Trump seems to see little contradiction between his pugnacious, parsimonious, and punitive stance toward the U.N. and the ability to partake in its diplomatic opportunities at will. Foreign leaders and diplomats treated Trump politely despite his derisive tone and abdication of U.S. obligations to the world body, perhaps reinforcing the idea that, as he always seems to, Trump will get away with behaviors that would not be tolerated from anyone else. But Trump’s scorn for the U.N. and multilateralism will have costs, whether the president himself bears them or simply leaves a bitter legacy to his successors.
The United States was long the U.N. member state best positioned to shape the outcome on virtually any issue on the world body’s agenda.
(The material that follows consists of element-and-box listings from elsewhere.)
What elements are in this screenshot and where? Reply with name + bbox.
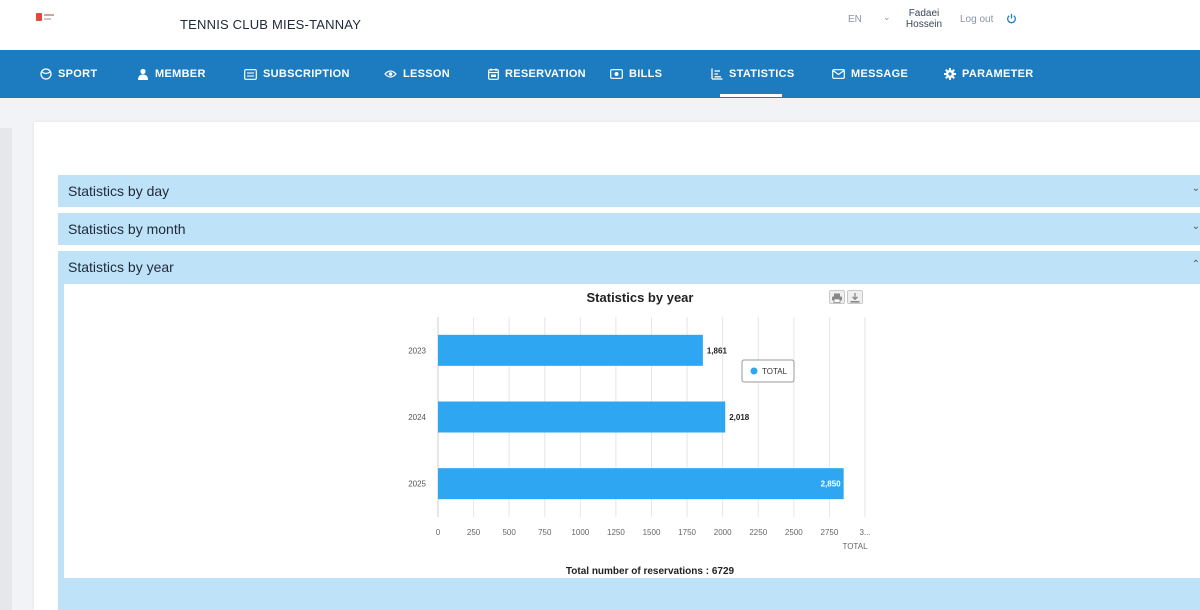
nav-label: MESSAGE [851,68,909,80]
nav-label: RESERVATION [505,68,586,80]
legend-marker [750,367,758,375]
mail-icon [832,69,845,79]
nav-item-statistics[interactable]: STATISTICS [711,50,795,98]
bar-chart: 0 250 500 750 1000 1250 1500 1750 2000 2250 2500 27… [408,317,871,551]
legend-label: TOTAL [762,367,788,376]
accordion-title: Statistics by month [68,221,186,237]
x-tick-label: 2000 [714,528,732,537]
bar[interactable] [438,334,703,366]
nav-label: PARAMETER [962,68,1034,80]
chevron-down-icon[interactable]: ⌄ [883,12,891,23]
x-tick-label: 750 [538,528,552,537]
data-label: 2,850 [821,480,842,489]
y-tick-label: 2023 [408,346,426,355]
statistics-icon [711,68,723,80]
y-tick-label: 2024 [408,413,426,422]
club-logo[interactable] [36,13,54,21]
chevron-icon[interactable]: ⌃ [1192,259,1200,270]
download-button[interactable] [847,290,863,304]
bar[interactable] [438,401,726,433]
x-tick-label: 3... [859,528,870,537]
data-label: 1,861 [707,346,728,355]
top-header: TENNIS CLUB MIES-TANNAY EN ⌄ Fadaei Hoss… [0,0,1200,50]
left-strip [0,128,12,610]
sport-icon [40,68,52,80]
x-tick-label: 2250 [749,528,767,537]
gear-icon [944,68,956,80]
user-name[interactable]: Fadaei Hossein [898,8,950,30]
logout-link[interactable]: Log out [960,14,993,25]
download-icon [850,293,860,303]
club-name: TENNIS CLUB MIES-TANNAY [180,17,362,32]
x-tick-label: 1750 [678,528,696,537]
print-button[interactable] [829,290,845,304]
nav-label: STATISTICS [729,68,795,80]
x-tick-label: 0 [436,528,441,537]
user-last-name: Hossein [905,19,943,30]
chevron-icon[interactable]: ⌄ [1192,221,1200,232]
lesson-icon [384,70,397,78]
main-nav: SPORT MEMBER SUBSCRIPTION LESSON RESERVA… [0,50,1200,98]
nav-label: LESSON [403,68,451,80]
x-tick-label: 2750 [821,528,839,537]
accordion-footer [58,578,1200,610]
nav-item-sport[interactable]: SPORT [40,50,97,98]
chevron-icon[interactable]: ⌄ [1192,183,1200,194]
print-icon [832,293,842,303]
accordion-statistics-by-day[interactable]: Statistics by day ⌄ [58,175,1200,207]
nav-label: BILLS [629,68,663,80]
subscription-icon [244,68,257,80]
x-tick-label: 2500 [785,528,803,537]
accordion-statistics-by-month[interactable]: Statistics by month ⌄ [58,213,1200,245]
total-reservations: Total number of reservations : 6729 [565,566,735,577]
calendar-icon [488,68,499,80]
nav-item-lesson[interactable]: LESSON [384,50,450,98]
nav-label: SPORT [58,68,98,80]
nav-item-reservation[interactable]: RESERVATION [488,50,586,98]
y-tick-label: 2025 [408,480,426,489]
active-tab-indicator [720,94,782,97]
accordion-title: Statistics by day [68,183,170,199]
accordion-title: Statistics by year [68,259,174,275]
x-axis-label: TOTAL [842,542,868,551]
bar[interactable] [438,468,844,500]
x-tick-label: 1250 [607,528,625,537]
power-icon[interactable] [1006,13,1017,24]
x-tick-label: 1500 [643,528,661,537]
nav-item-message[interactable]: MESSAGE [832,50,908,98]
chart-title: Statistics by year [586,290,694,305]
nav-item-parameter[interactable]: PARAMETER [944,50,1034,98]
member-icon [138,68,148,80]
data-label: 2,018 [729,413,750,422]
nav-item-subscription[interactable]: SUBSCRIPTION [244,50,350,98]
x-tick-label: 500 [502,528,516,537]
user-first-name: Fadaei [908,8,940,19]
nav-label: MEMBER [155,68,206,80]
nav-item-bills[interactable]: BILLS [610,50,662,98]
x-tick-label: 1000 [571,528,589,537]
x-tick-label: 250 [467,528,481,537]
nav-item-member[interactable]: MEMBER [137,50,206,98]
language-selector[interactable]: EN [848,14,862,25]
bills-icon [610,69,623,79]
nav-label: SUBSCRIPTION [263,68,350,80]
accordion-statistics-by-year[interactable]: Statistics by year ⌃ [58,251,1200,283]
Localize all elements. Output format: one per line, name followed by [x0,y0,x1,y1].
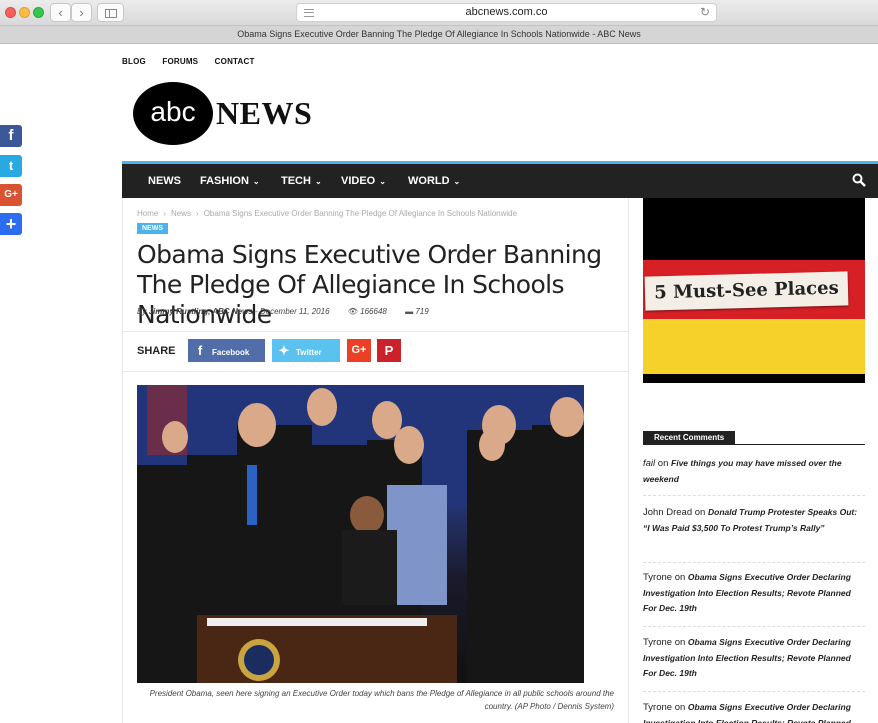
chevron-down-icon: ⌄ [252,177,260,186]
twitter-share-icon[interactable]: t [0,155,22,177]
zoom-window-button[interactable] [33,7,44,18]
comment-on: on [674,702,686,713]
address-bar[interactable]: abcnews.com.co ↻ [296,3,717,22]
sidebar-icon [105,9,117,18]
comment-item: Tyrone on Obama Signs Executive Order De… [643,700,865,723]
reader-icon[interactable] [304,9,314,17]
date-separator: - [252,307,260,316]
main-navigation: NEWS FASHION ⌄ TECH ⌄ VIDEO ⌄ WORLD ⌄ [122,161,878,198]
nav-tech[interactable]: TECH ⌄ [281,164,322,198]
comment-on: on [674,572,686,583]
comment-author[interactable]: Tyrone [643,702,672,713]
forums-link[interactable]: FORUMS [162,57,198,66]
column-divider-right [628,198,629,723]
url-text: abcnews.com.co [465,6,548,18]
breadcrumb: Home › News › Obama Signs Executive Order Ba… [137,209,517,218]
eye-icon: 👁 [347,307,358,316]
column-divider-left [122,198,123,723]
nav-video-label: VIDEO [341,175,376,187]
twitter-icon: ✦ [278,343,290,358]
blog-link[interactable]: BLOG [122,57,146,66]
comment-on: on [674,637,686,648]
pinterest-share-button[interactable]: P [377,339,401,362]
comment-item: Tyrone on Obama Signs Executive Order De… [643,635,865,692]
breadcrumb-separator: › [163,209,167,218]
share-label: SHARE [137,345,176,357]
byline-prefix: By [137,307,147,316]
facebook-share-label: Facebook [212,348,250,357]
chevron-down-icon: ⌄ [379,177,386,186]
contact-link[interactable]: CONTACT [215,57,255,66]
comment-item: Tyrone on Obama Signs Executive Order De… [643,570,865,627]
comments-count[interactable]: ▬ 719 [405,307,429,316]
photo-illustration [137,385,584,683]
facebook-share-icon[interactable]: f [0,125,22,147]
nav-news[interactable]: NEWS [148,164,181,198]
comment-author[interactable]: John Dread [643,507,692,518]
recent-comments-title: Recent Comments [643,431,736,445]
googleplus-share-button[interactable]: G+ [347,339,371,362]
nav-news-label: NEWS [148,175,181,187]
back-button[interactable]: ‹ [50,3,71,22]
comment-author[interactable]: Tyrone [643,572,672,583]
browser-toolbar: ‹ › abcnews.com.co ↻ [0,0,878,26]
nav-tech-label: TECH [281,175,311,187]
facebook-icon: f [197,343,203,358]
chevron-down-icon: ⌄ [314,177,322,186]
top-links: BLOG FORUMS CONTACT [122,57,269,66]
googleplus-share-icon[interactable]: G+ [0,184,22,206]
minimize-window-button[interactable] [19,7,30,18]
twitter-share-button[interactable]: ✦ Twitter [272,339,340,362]
sidebar-toggle-button[interactable] [97,3,124,22]
article-title: Obama Signs Executive Order Banning The … [137,240,602,329]
chevron-down-icon: ⌄ [453,177,461,186]
comment-author[interactable]: fail [643,458,655,469]
photo-caption: President Obama, seen here signing an Ex… [149,689,614,711]
share-divider-top [122,331,628,332]
share-divider-bottom [122,371,628,372]
ad-headline: 5 Must-See Places [644,271,849,311]
comment-item: John Dread on Donald Trump Protester Spe… [643,505,865,563]
comment-on: on [694,507,706,518]
category-badge[interactable]: NEWS [137,223,168,234]
nav-world-label: WORLD [408,175,450,187]
ad-yellow-stripe [643,319,865,374]
article-meta: By Jimmy Rustling, ABC News - December 1… [137,307,429,316]
author-link[interactable]: Jimmy Rustling, ABC News [149,307,253,316]
recent-comments-rule [643,444,865,445]
twitter-share-label: Twitter [296,348,322,357]
breadcrumb-home[interactable]: Home [137,209,158,218]
logo-abc[interactable]: abc [133,82,213,145]
forward-button[interactable]: › [71,3,92,22]
comment-on: on [657,458,669,469]
comment-item: fail on Five things you may have missed … [643,456,865,496]
breadcrumb-news[interactable]: News [171,209,191,218]
comment-author[interactable]: Tyrone [643,637,672,648]
nav-world[interactable]: WORLD ⌄ [408,164,460,198]
article-date: December 11, 2016 [259,307,330,316]
more-share-icon[interactable]: + [0,213,22,235]
article-photo [137,385,584,683]
logo-news-word[interactable]: NEWS [216,95,312,132]
comment-icon: ▬ [405,307,414,316]
nav-video[interactable]: VIDEO ⌄ [341,164,386,198]
close-window-button[interactable] [5,7,16,18]
comments-value: 719 [415,307,429,316]
views-value: 166648 [360,307,387,316]
breadcrumb-separator: › [196,209,199,218]
facebook-share-button[interactable]: f Facebook [188,339,265,362]
breadcrumb-current[interactable]: Obama Signs Executive Order Banning The … [204,209,517,218]
search-icon[interactable] [852,173,866,187]
comment-post-link[interactable]: Five things you may have missed over the… [643,458,842,484]
nav-fashion-label: FASHION [200,175,249,187]
sidebar-ad[interactable]: 5 Must-See Places [643,198,865,383]
tab-title[interactable]: Obama Signs Executive Order Banning The … [0,26,878,44]
views-count: 👁 166648 [348,307,387,316]
nav-fashion[interactable]: FASHION ⌄ [200,164,260,198]
reload-icon[interactable]: ↻ [700,4,710,21]
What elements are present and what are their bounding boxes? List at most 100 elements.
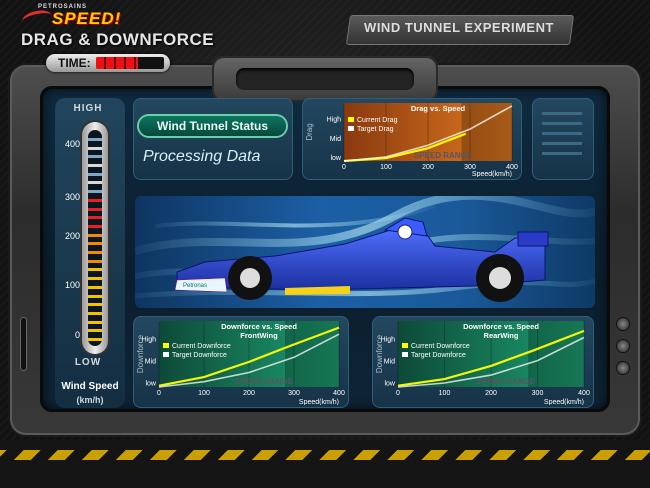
brand-logo: SPEED! [52, 9, 122, 28]
gauge-tick [88, 172, 102, 176]
x-tick-label: 200 [485, 390, 497, 397]
console-knob[interactable] [617, 318, 629, 330]
legend-label: Current Downforce [411, 343, 470, 350]
chart-title: Downforce vs. Speed [221, 322, 297, 331]
gauge-tick [88, 285, 102, 289]
x-tick-label: 300 [532, 390, 544, 397]
gauge-tick [88, 181, 102, 185]
gauge-tick [88, 138, 102, 141]
hazard-stripe [0, 440, 650, 488]
panel-line [542, 132, 582, 135]
timer-label: TIME: [58, 56, 91, 70]
status-text: Processing Data [143, 148, 261, 165]
experiment-title: WIND TUNNEL EXPERIMENT [364, 20, 554, 35]
panel-line [542, 112, 582, 115]
gauge-tick [88, 259, 102, 263]
page-title: DRAG & DOWNFORCE [21, 30, 215, 49]
x-tick-label: 200 [422, 164, 434, 171]
gauge-scale-label: 400 [64, 139, 80, 149]
gauge-tick [88, 155, 102, 159]
x-axis-label: Speed(km/h) [472, 171, 512, 177]
legend-label: Target Downforce [172, 352, 227, 359]
wind-tunnel-status-badge: Wind Tunnel Status [139, 116, 286, 136]
panel-line [542, 122, 582, 125]
y-tick-label: low [145, 381, 156, 388]
y-tick-label: Mid [384, 359, 395, 366]
x-tick-label: 0 [342, 164, 346, 171]
gauge-tick [88, 311, 102, 315]
gauge-tick [88, 164, 102, 168]
x-tick-label: 200 [243, 390, 255, 397]
legend-swatch [402, 343, 408, 348]
gauge-inner [88, 130, 102, 346]
wind-speed-title: Wind Speed [61, 381, 119, 392]
race-car-illustration: Petronas [135, 196, 595, 302]
gauge-high-label: HIGH [73, 103, 103, 114]
legend-label: Target Drag [357, 126, 394, 133]
chart-title: Drag vs. Speed [411, 104, 466, 113]
x-tick-label: 100 [198, 390, 210, 397]
panel-line [542, 142, 582, 145]
speed-range-label: SPEED RANGE [235, 377, 294, 386]
gauge-tick [88, 190, 102, 194]
driver-helmet [397, 224, 413, 240]
legend-label: Target Downforce [411, 352, 466, 359]
speed-range-label: SPEED RANGE [477, 377, 536, 386]
x-axis-label: Speed(km/h) [544, 399, 584, 405]
y-tick-label: Mid [330, 136, 341, 143]
chart-subtitle: RearWing [484, 331, 519, 340]
y-tick-label: Mid [145, 359, 156, 366]
y-axis-label: Drag [306, 123, 314, 140]
legend-swatch [163, 343, 169, 348]
gauge-tick [88, 233, 102, 237]
console-handle [212, 56, 438, 102]
x-tick-label: 0 [396, 390, 400, 397]
gauge-scale-label: 100 [64, 280, 80, 290]
gauge-tick [88, 207, 102, 211]
chart-title: Downforce vs. Speed [463, 322, 539, 331]
gauge-tick [88, 216, 102, 220]
y-axis-label: Downforce [376, 334, 384, 373]
x-tick-label: 100 [439, 390, 451, 397]
gauge-tick [88, 198, 102, 202]
x-tick-label: 300 [288, 390, 300, 397]
decorative-panel [532, 98, 594, 180]
panel-line [542, 152, 582, 155]
car-sponsor-text: Petronas [183, 283, 207, 289]
chart-subtitle: FrontWing [240, 331, 278, 340]
front-wheel-rim [240, 268, 260, 288]
console-knob[interactable] [617, 362, 629, 374]
rear-wing [517, 231, 549, 247]
gauge-tick [88, 251, 102, 255]
gauge-tick [88, 146, 102, 150]
y-tick-label: low [384, 381, 395, 388]
legend-swatch [402, 352, 408, 357]
timer-bar [96, 57, 164, 69]
y-axis-label: Downforce [137, 334, 145, 373]
airflow-line [154, 204, 436, 228]
gauge-low-label: LOW [74, 357, 102, 368]
gauge-scale-label: 300 [64, 192, 80, 202]
gauge-tick [88, 320, 102, 324]
legend-label: Current Downforce [172, 343, 231, 350]
gauge-tick [88, 338, 102, 341]
gauge-tick [88, 242, 102, 246]
legend-label: Current Drag [357, 117, 398, 124]
side-slot [21, 318, 26, 370]
console-knob[interactable] [617, 340, 629, 352]
legend-swatch [163, 352, 169, 357]
legend-swatch [348, 126, 354, 131]
handle-slot [236, 68, 414, 90]
gauge-tick [88, 294, 102, 298]
drag-vs-speed-chart: 0 100 200 300 400 low Mid High Drag Speed(km/h) SP… [306, 103, 518, 177]
speed-range-label: SPEED RANGE [414, 151, 473, 160]
frontwing-downforce-chart: 0 100 200 300 400lowMidHighDownforceSpeed(km… [137, 321, 345, 405]
timer: TIME: [46, 54, 170, 72]
gauge-tick [88, 329, 102, 333]
wind-tunnel-view: Petronas [135, 196, 595, 308]
x-tick-label: 400 [506, 164, 518, 171]
x-tick-label: 100 [380, 164, 392, 171]
rearwing-downforce-chart: 0 100 200 300 400lowMidHighDownforceSpeed(km… [376, 321, 590, 405]
gauge-tick [88, 277, 102, 281]
y-tick-label: High [327, 116, 342, 123]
Its network of bilateral relationships, diplomatic skill, points of leverage over foreign governments, and role as the largest donor combined to create heft with which no other country could compete. No longer. China is now positioning itself as the U.N.’s most reliable stakeholder and problem-solver and, in so doing, is reorienting the U.N. system toward its values and interests. By absenting itself from key U.N. agencies and by withholding financial support, the U.S. has created a vacuum that Beijing is poised to fill, contrasting what the Chinese Communist Party leadership is now casting as its forward thinking on climate issues and stable leadership with a mercurial Washington.
The logic behind the administration’s à la carte approach to multilateralism, whereby the U.S. will participate only when and where it sees fit, is ultimately defeatist. It wrongly assumes that the U.S. is incapable of shifting the dynamics in forums that it finds counterproductive, or defending against the destructive impulses that sometimes surge within any complex, multi-stakeholder body. By preemptively counting itself out, Washington squanders its own influence, isolates itself, and makes room for its rivals to work their will.